Immune microenvironmental shift along human colorectal adenoma-carcinoma sequence: is it relevant to tumor development, biomarkers and biotherapeutic targets?

Human colorectal carcinoma (CRC) is one of the leading cancers. Every year, the WHO estimates a total of 945,000 new CRC cases, with 492,000 deaths worldwide. Most CRCs arise from the main premalignant lesion, colorectal adenomas, and the progression of colorectal adenoma to CRCs may take a long-term time course. The development of human CRCs is not only determined by the adenomatous cells, but also by the interaction between adenomatous cells and host immune environment.

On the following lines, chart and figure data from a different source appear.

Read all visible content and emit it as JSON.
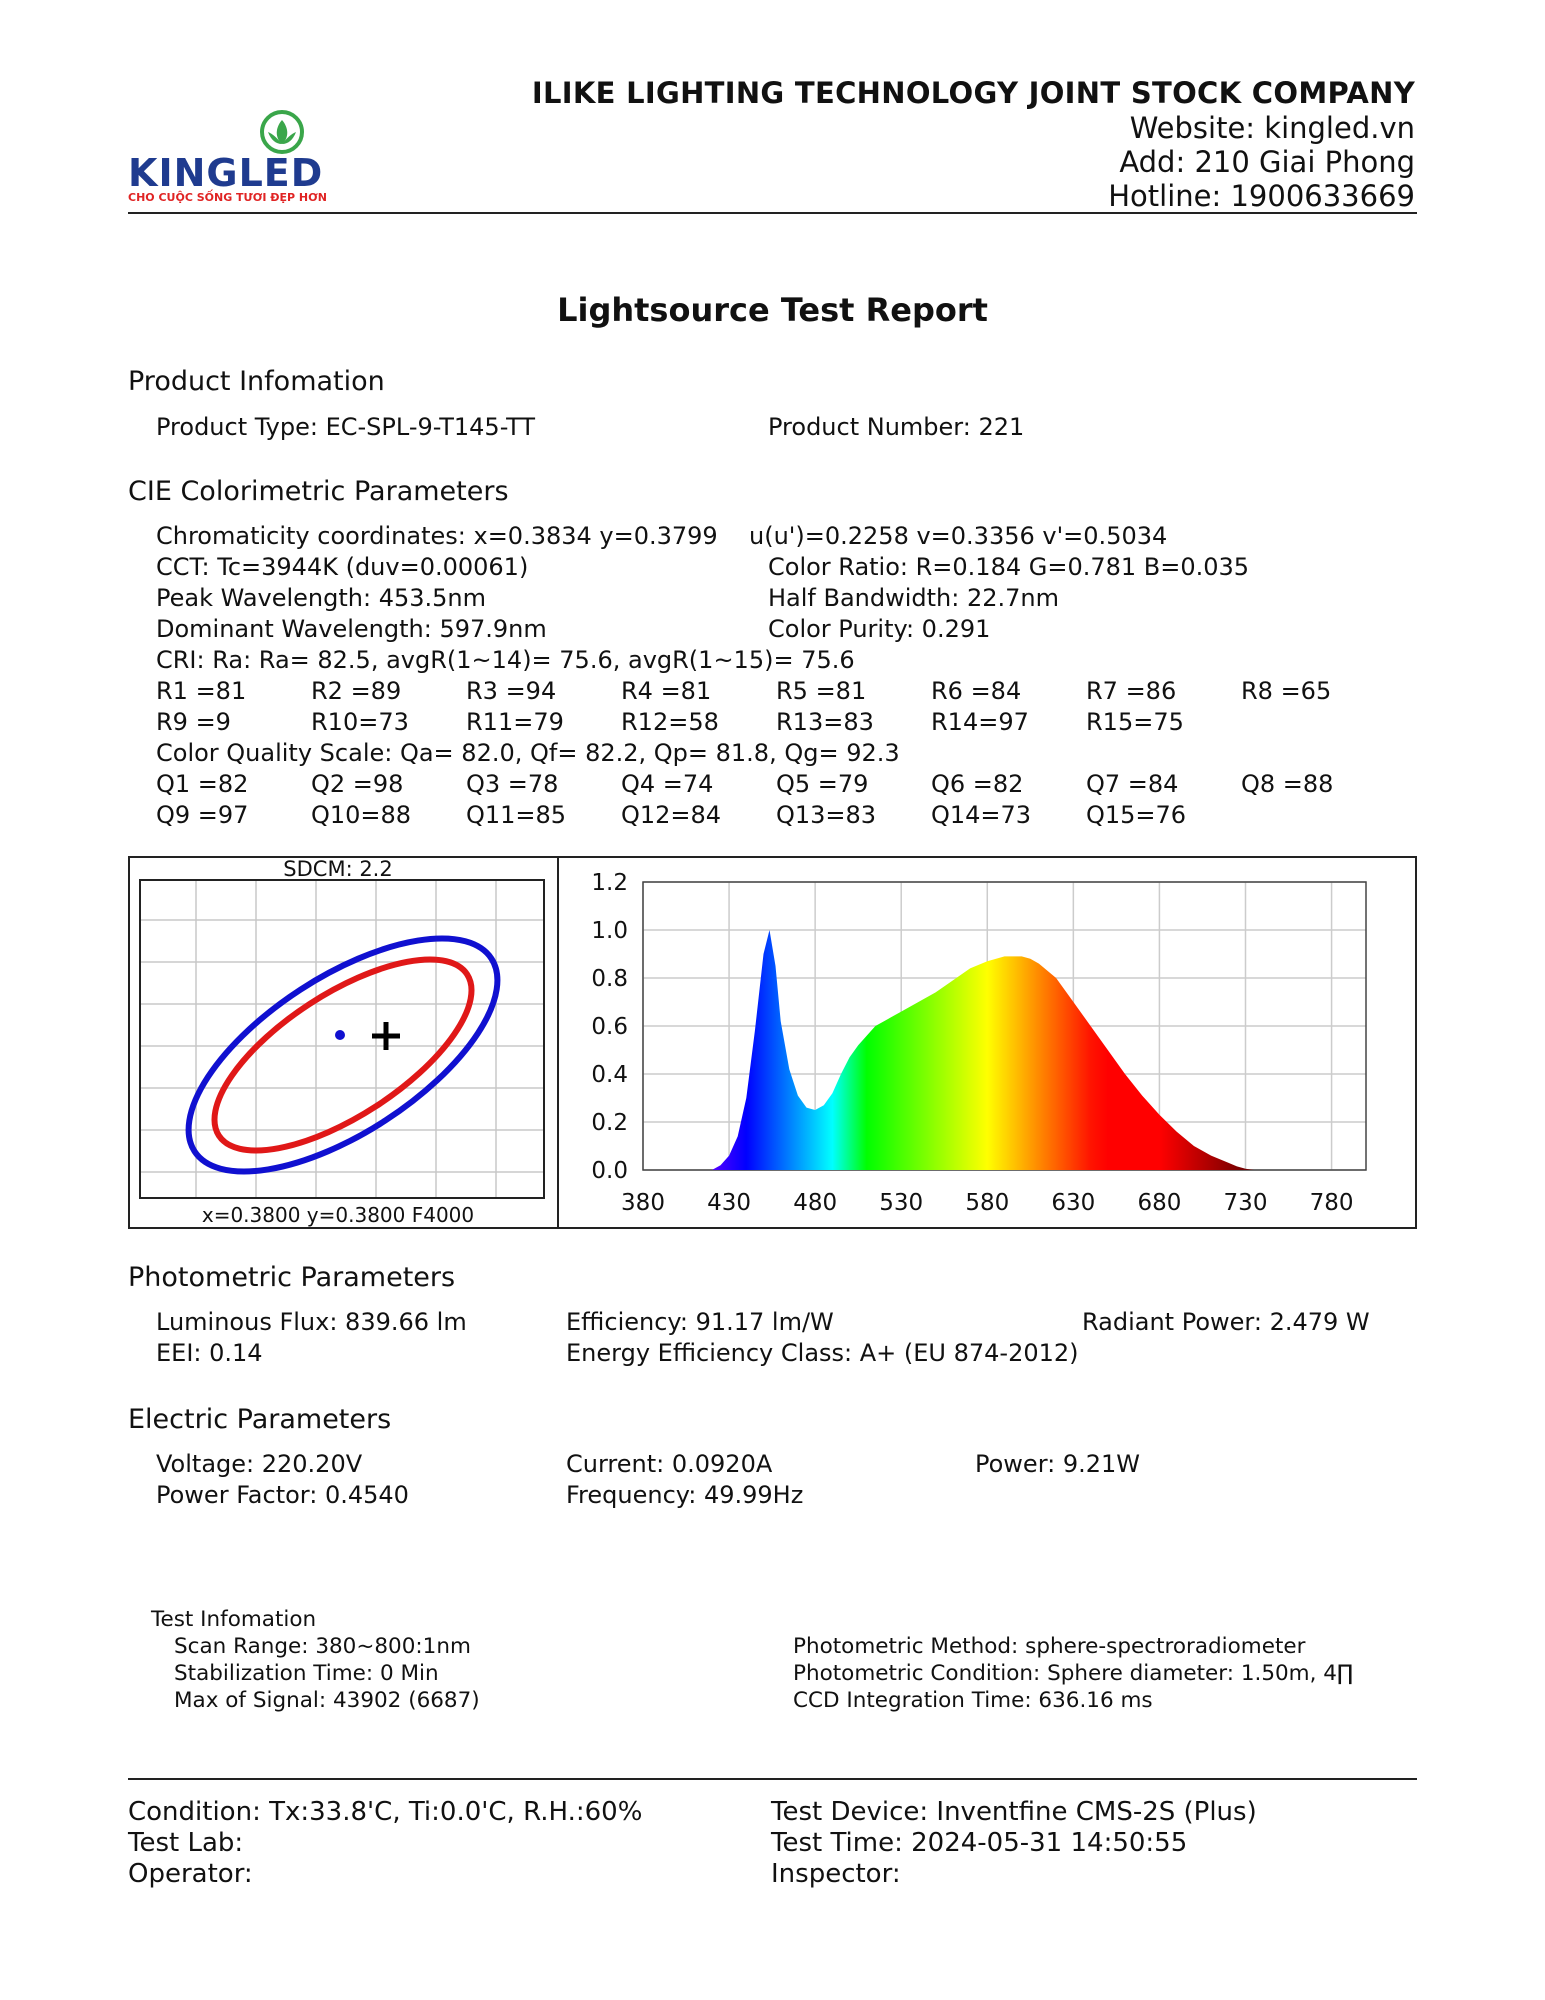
{
  "header": {
    "company": "ILIKE LIGHTING TECHNOLOGY JOINT STOCK COMPANY",
    "website": "Website: kingled.vn",
    "address": "Add: 210 Giai Phong",
    "hotline": "Hotline: 1900633669",
    "logo_text": "KINGLED",
    "logo_slogan": "CHO CUỘC SỐNG TƯƠI ĐẸP HƠN",
    "logo_colors": {
      "primary": "#1f3b8f",
      "accent": "#e02424",
      "leaf": "#3aa64a"
    }
  },
  "title": "Lightsource Test Report",
  "product": {
    "heading": "Product Infomation",
    "type": "Product Type: EC-SPL-9-T145-TT",
    "number": "Product Number: 221"
  },
  "cie": {
    "heading": "CIE Colorimetric Parameters",
    "chromaticity": "Chromaticity coordinates: x=0.3834 y=0.3799",
    "uv": "u(u')=0.2258 v=0.3356 v'=0.5034",
    "cct": "CCT: Tc=3944K (duv=0.00061)",
    "color_ratio": "Color Ratio: R=0.184  G=0.781  B=0.035",
    "peak": "Peak Wavelength: 453.5nm",
    "half_bandwidth": "Half Bandwidth: 22.7nm",
    "dominant": "Dominant Wavelength: 597.9nm",
    "purity": "Color Purity: 0.291",
    "cri": "CRI: Ra: Ra= 82.5, avgR(1~14)= 75.6, avgR(1~15)= 75.6",
    "r_row1": [
      "R1 =81",
      "R2 =89",
      "R3 =94",
      "R4 =81",
      "R5 =81",
      "R6 =84",
      "R7 =86",
      "R8 =65"
    ],
    "r_row2": [
      "R9 =9",
      "R10=73",
      "R11=79",
      "R12=58",
      "R13=83",
      "R14=97",
      "R15=75"
    ],
    "cqs": "Color Quality Scale: Qa= 82.0, Qf= 82.2, Qp= 81.8, Qg= 92.3",
    "q_row1": [
      "Q1 =82",
      "Q2 =98",
      "Q3 =78",
      "Q4 =74",
      "Q5 =79",
      "Q6 =82",
      "Q7 =84",
      "Q8 =88"
    ],
    "q_row2": [
      "Q9 =97",
      "Q10=88",
      "Q11=85",
      "Q12=84",
      "Q13=83",
      "Q14=73",
      "Q15=76"
    ]
  },
  "sdcm_chart": {
    "title": "SDCM:   2.2",
    "caption": "x=0.3800 y=0.3800 F4000",
    "outer_color": "#1010d0",
    "inner_color": "#e01818"
  },
  "chart_data": {
    "type": "area",
    "x_ticks": [
      380,
      430,
      480,
      530,
      580,
      630,
      680,
      730,
      780
    ],
    "y_ticks": [
      "0.0",
      "0.2",
      "0.4",
      "0.6",
      "0.8",
      "1.0",
      "1.2"
    ],
    "xlim": [
      380,
      800
    ],
    "ylim": [
      0,
      1.2
    ],
    "grid": true,
    "series": [
      {
        "x": [
          420,
          425,
          430,
          435,
          440,
          445,
          450,
          453.5,
          457,
          460,
          465,
          470,
          475,
          480,
          485,
          490,
          495,
          500,
          505,
          510,
          515,
          520,
          525,
          530,
          540,
          550,
          560,
          570,
          580,
          590,
          600,
          605,
          610,
          620,
          630,
          640,
          650,
          660,
          670,
          680,
          690,
          700,
          710,
          720,
          725,
          730,
          735
        ],
        "values": [
          0,
          0.02,
          0.06,
          0.14,
          0.3,
          0.58,
          0.9,
          1.0,
          0.85,
          0.62,
          0.42,
          0.31,
          0.26,
          0.25,
          0.27,
          0.32,
          0.4,
          0.47,
          0.52,
          0.56,
          0.6,
          0.62,
          0.64,
          0.66,
          0.7,
          0.74,
          0.79,
          0.84,
          0.87,
          0.89,
          0.89,
          0.88,
          0.86,
          0.8,
          0.7,
          0.6,
          0.5,
          0.4,
          0.31,
          0.23,
          0.16,
          0.1,
          0.06,
          0.03,
          0.015,
          0.005,
          0
        ]
      }
    ]
  },
  "photometric": {
    "heading": "Photometric Parameters",
    "flux": "Luminous Flux: 839.66 lm",
    "efficiency": "Efficiency: 91.17 lm/W",
    "radiant": "Radiant Power: 2.479 W",
    "eei": "EEI:  0.14",
    "energy_class": "Energy Efficiency Class: A+ (EU 874-2012)"
  },
  "electric": {
    "heading": "Electric Parameters",
    "voltage": "Voltage: 220.20V",
    "current": "Current: 0.0920A",
    "power": "Power: 9.21W",
    "pf": "Power Factor: 0.4540",
    "frequency": "Frequency: 49.99Hz"
  },
  "test_info": {
    "heading": "Test Infomation",
    "scan": "Scan Range: 380~800:1nm",
    "stabilization": "Stabilization Time: 0 Min",
    "max_signal": "Max of Signal: 43902 (6687)",
    "method": "Photometric Method: sphere-spectroradiometer",
    "condition": "Photometric Condition: Sphere diameter: 1.50m, 4∏",
    "ccd": "CCD Integration Time: 636.16 ms"
  },
  "footer": {
    "condition": "Condition: Tx:33.8'C, Ti:0.0'C, R.H.:60%",
    "device": "Test Device: Inventfine CMS-2S (Plus)",
    "lab": "Test Lab:",
    "time": "Test Time: 2024-05-31 14:50:55",
    "operator": "Operator:",
    "inspector": "Inspector:"
  }
}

In response to tumor initiation or invasion, many inflammatory cells and components will be inevitably activated and form an inflammatory microenvironment surrounding the CRC tumors. Accumulative evidence has revealed that inflammatory response plays a key role in the development of human CRCs by implicating in many aspects including in determining the microenvironmental immune function shift from immunosurveillance to immunosuppression and significantly influences the progression of precancerous lesions to cancers. In this review, the functional changes of immune microenvironment from precancerous stage (adenoma) to cancer stage are summarized, and their potential as predictive biomarkers and biotherapeutic significance in preventing the development of CRCs are discussed.